Montfort Associação Cultural

23 de agosto de 2005

Download PDF

Pecados dos Papas

Autor: Orlando Fedeli

  • Consulente: Paulo Costa Vieira
  • Localizaçao: Brasília – DF – Brasil

Caro Sr. Orlando,

recentemente, a Revista Veja publicou um suplemento sobre os 500 anos do Brasil. Lá, havia um pequeno artigo sobre o Papa Alexandre VI. Este artigo, apresentava aquele Papa como um homem sem qualquer virtude, apegado à prostituição e a todos os tipos de pecados; inclusive, o artigo dizia que o Papa era o pai de Santa Catarina. O artigo deixava a entender que os Papas eram escolhidos segundo interesses políticos da época e que muitos bispos eram nomeados apenas para atender a esses interesses.

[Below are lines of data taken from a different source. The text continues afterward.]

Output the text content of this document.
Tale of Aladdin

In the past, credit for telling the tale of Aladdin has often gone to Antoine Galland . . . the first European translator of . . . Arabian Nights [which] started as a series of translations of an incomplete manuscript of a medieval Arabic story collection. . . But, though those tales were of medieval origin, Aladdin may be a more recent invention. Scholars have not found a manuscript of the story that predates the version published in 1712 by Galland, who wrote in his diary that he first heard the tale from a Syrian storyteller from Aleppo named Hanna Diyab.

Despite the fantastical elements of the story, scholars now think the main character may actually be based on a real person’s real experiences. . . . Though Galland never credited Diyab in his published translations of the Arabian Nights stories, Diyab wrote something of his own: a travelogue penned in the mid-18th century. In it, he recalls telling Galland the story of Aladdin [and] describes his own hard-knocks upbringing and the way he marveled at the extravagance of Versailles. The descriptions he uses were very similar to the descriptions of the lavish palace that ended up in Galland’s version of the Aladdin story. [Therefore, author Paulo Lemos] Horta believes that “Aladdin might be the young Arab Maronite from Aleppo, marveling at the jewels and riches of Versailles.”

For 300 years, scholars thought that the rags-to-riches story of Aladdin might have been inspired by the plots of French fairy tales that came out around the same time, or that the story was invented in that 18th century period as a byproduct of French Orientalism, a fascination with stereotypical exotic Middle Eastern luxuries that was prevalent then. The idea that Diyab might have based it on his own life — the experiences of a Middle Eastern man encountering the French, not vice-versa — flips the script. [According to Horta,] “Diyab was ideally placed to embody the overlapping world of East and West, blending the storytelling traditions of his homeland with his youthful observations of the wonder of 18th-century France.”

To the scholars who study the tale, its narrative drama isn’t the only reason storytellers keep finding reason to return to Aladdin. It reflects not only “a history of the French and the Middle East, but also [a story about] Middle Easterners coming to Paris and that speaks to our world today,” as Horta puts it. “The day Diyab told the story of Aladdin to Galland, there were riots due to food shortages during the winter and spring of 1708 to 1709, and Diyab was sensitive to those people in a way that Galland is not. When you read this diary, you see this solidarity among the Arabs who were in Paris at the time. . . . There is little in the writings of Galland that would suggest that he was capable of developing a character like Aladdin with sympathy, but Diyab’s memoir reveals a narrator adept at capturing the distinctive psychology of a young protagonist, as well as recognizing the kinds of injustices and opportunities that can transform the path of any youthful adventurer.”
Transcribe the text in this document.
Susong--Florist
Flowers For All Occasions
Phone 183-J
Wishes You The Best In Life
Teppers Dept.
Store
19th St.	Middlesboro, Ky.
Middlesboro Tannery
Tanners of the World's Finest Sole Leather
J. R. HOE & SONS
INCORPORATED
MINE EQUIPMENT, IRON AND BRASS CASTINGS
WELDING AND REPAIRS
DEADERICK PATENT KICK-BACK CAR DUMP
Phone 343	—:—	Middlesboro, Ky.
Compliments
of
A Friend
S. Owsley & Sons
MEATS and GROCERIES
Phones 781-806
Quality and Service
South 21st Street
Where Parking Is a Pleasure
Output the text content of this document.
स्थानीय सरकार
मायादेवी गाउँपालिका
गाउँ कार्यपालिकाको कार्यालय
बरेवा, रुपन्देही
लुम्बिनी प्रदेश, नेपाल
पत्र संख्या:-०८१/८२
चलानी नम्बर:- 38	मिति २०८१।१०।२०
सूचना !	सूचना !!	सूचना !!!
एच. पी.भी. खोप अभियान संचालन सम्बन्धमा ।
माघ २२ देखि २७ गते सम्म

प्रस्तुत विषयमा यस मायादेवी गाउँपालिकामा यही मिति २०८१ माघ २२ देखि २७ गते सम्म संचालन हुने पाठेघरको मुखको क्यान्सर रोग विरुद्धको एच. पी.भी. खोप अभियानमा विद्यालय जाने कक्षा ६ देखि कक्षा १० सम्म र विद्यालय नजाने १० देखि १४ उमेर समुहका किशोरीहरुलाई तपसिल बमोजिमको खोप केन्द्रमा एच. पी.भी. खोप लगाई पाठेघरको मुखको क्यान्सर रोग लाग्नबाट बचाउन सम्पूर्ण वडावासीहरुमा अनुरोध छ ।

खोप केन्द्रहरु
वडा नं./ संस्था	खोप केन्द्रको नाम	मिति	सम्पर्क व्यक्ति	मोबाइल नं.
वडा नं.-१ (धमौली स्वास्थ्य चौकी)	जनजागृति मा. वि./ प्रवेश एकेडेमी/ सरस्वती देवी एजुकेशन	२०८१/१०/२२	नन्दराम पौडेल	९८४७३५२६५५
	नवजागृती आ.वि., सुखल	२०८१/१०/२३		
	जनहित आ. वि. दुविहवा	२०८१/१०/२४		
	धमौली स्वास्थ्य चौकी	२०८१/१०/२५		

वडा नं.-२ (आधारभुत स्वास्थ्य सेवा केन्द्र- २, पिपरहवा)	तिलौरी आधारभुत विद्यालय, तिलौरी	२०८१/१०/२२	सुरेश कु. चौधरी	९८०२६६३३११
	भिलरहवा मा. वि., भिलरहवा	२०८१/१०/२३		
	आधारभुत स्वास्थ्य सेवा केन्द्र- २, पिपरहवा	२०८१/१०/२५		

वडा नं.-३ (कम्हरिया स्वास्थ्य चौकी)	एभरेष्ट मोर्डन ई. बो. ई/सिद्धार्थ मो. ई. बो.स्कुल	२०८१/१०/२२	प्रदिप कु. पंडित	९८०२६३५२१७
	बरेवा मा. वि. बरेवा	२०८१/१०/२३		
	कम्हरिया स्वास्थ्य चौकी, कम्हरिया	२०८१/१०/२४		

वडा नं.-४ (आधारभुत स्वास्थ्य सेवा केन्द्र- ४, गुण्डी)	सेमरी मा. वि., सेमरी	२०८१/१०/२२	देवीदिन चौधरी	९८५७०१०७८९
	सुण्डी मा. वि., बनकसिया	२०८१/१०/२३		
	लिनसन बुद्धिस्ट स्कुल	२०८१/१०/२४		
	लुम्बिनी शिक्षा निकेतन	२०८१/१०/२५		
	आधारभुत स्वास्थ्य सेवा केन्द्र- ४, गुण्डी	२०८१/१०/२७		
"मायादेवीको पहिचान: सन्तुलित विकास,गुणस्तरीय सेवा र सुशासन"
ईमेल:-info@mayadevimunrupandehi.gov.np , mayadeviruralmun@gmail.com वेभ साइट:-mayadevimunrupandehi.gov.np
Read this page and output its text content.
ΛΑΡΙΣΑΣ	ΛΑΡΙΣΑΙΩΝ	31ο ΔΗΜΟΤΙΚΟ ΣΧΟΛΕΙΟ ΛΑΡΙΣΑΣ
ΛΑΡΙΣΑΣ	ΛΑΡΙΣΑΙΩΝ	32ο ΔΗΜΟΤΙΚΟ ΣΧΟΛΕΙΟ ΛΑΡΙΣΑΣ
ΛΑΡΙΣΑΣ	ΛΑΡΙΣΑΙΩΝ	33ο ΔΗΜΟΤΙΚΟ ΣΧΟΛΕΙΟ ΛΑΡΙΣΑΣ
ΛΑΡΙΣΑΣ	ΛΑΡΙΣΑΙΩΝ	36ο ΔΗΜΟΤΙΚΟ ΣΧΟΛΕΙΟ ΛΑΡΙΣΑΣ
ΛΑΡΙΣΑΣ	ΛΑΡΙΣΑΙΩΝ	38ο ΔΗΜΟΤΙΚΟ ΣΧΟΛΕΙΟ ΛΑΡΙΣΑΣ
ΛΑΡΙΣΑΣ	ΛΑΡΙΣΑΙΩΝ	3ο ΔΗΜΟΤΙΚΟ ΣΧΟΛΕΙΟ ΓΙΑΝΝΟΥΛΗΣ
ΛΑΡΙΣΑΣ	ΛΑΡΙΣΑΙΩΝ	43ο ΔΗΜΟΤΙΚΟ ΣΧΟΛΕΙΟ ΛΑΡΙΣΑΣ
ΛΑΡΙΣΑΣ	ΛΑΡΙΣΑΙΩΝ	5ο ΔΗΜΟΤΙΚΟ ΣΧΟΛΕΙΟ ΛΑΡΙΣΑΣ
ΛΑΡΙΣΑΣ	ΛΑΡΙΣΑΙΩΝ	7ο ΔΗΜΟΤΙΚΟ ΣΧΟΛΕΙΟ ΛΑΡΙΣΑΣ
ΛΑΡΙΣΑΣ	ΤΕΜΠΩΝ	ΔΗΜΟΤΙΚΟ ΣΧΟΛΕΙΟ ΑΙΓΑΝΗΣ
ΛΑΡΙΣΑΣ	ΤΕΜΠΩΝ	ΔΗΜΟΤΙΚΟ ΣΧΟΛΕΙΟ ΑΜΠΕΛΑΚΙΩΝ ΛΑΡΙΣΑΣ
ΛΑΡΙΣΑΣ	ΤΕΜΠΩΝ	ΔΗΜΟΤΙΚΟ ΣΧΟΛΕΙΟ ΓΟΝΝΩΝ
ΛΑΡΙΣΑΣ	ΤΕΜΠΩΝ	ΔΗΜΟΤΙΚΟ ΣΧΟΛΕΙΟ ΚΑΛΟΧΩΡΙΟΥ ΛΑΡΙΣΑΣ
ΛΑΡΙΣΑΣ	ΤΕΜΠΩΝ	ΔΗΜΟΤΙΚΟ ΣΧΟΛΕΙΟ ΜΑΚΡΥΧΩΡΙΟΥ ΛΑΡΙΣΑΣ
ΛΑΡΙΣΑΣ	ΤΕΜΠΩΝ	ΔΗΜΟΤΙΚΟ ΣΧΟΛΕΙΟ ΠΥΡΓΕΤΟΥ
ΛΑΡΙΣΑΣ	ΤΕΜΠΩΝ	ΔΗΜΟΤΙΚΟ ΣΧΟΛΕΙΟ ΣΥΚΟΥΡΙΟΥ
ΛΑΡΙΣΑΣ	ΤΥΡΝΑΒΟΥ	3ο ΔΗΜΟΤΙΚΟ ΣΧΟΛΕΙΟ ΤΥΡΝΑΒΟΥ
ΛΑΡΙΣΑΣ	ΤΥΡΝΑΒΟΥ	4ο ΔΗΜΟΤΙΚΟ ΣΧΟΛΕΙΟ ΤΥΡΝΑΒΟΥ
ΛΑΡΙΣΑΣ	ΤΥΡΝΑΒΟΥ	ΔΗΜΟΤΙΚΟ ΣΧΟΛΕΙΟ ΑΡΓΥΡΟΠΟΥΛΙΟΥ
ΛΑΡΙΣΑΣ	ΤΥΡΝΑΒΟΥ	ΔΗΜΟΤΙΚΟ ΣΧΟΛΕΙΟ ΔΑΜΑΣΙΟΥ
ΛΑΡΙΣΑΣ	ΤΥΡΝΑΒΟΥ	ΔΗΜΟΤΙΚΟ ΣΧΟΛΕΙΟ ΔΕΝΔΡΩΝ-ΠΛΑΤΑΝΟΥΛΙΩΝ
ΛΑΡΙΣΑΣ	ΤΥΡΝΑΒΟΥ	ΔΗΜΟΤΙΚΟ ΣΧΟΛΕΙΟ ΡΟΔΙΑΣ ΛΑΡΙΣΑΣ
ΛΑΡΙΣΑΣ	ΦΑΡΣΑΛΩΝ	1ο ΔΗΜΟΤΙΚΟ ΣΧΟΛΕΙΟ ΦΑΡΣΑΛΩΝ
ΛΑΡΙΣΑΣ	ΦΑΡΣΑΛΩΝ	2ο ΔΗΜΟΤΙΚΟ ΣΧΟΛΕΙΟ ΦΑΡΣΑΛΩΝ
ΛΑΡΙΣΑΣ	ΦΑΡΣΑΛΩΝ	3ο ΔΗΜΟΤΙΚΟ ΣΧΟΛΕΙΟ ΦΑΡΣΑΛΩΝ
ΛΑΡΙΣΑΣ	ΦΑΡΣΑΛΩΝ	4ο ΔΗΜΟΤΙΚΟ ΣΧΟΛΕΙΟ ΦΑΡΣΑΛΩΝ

A revista apresentou a igreja como movida apenas por interesses políticos e que os padres que reclamaram dessa conduta da igreja foram perseguidos e excomungados.

Eu gostaria de saber sua opinião sobre a Igreja Católica na Idade Média e se ela representava os interesses de Deus na Terra, mesmo mergulhada no pecado e portanto entregue nas mãos de satanás.

Atenciosamente. Paulo Costa Vieira.


Outro dia, ouvi um cometário de que a “grande prostituta”, citada no Livro de Apocalipse, seria a Igreja Católica Romana, que deixou de ser a noiva de Cristo e se prostituiu na idolatria.
Eu gostaria de saber qual é a interpretação dos senhores para esta passagem da Bíblia.
Atenciosamente. Paulo Costa Vieira.


Meus parabéns pelo artigo “”Viva o Papa!”.
Eu gostaria de saber como poderemos ter a certeza de que o sucessor de São Pedro está em Roma? Em que situação fica o Padriarca da Igreja Ortodoxa?
Tivemos Papas sem qualidades morais para dirigir até mesmo um bordel; esses Papas poderiam ser chamados de sucessores de São Pedro? Se alguns Papas viviam em prostituição, eles estavam servindo a Deus ou a satanás? Que autoridade tem o homem para dizer quem representa Cristo na Terra, em especial se o escolhido vive em prostituição?
Antecipadamente, agradeço pelas respostas.
Atenciosamente. Paulo Costa Vieira.


Quanto ao assunto “dízimo”, eu gostaria que o Sr. complementasse sua resposta com um breve comentário sobre as passagens da Bíblia que falam sobre o “dizimo”.
Atenciosamente. Paulo Costa Vieira.


Caro Sr. Orlando, meus parabéns pelo seu artigo com o título: “Dominus Iesus I: Viva! Viva o Papa!”.
Gostaria de saber se este documento da Congregação para a Doutrina da Fé já reflete a luta travada no Vaticano pela sucessão do Papa João Paulo II.
Atenciosamente. Paulo Costa Vieira.

Prezado Paulo, Salve Maria.

Perdoe-me a demora em responder suas cartas: eu estava na Europa, e, chegando, apressei-me em respondê-las.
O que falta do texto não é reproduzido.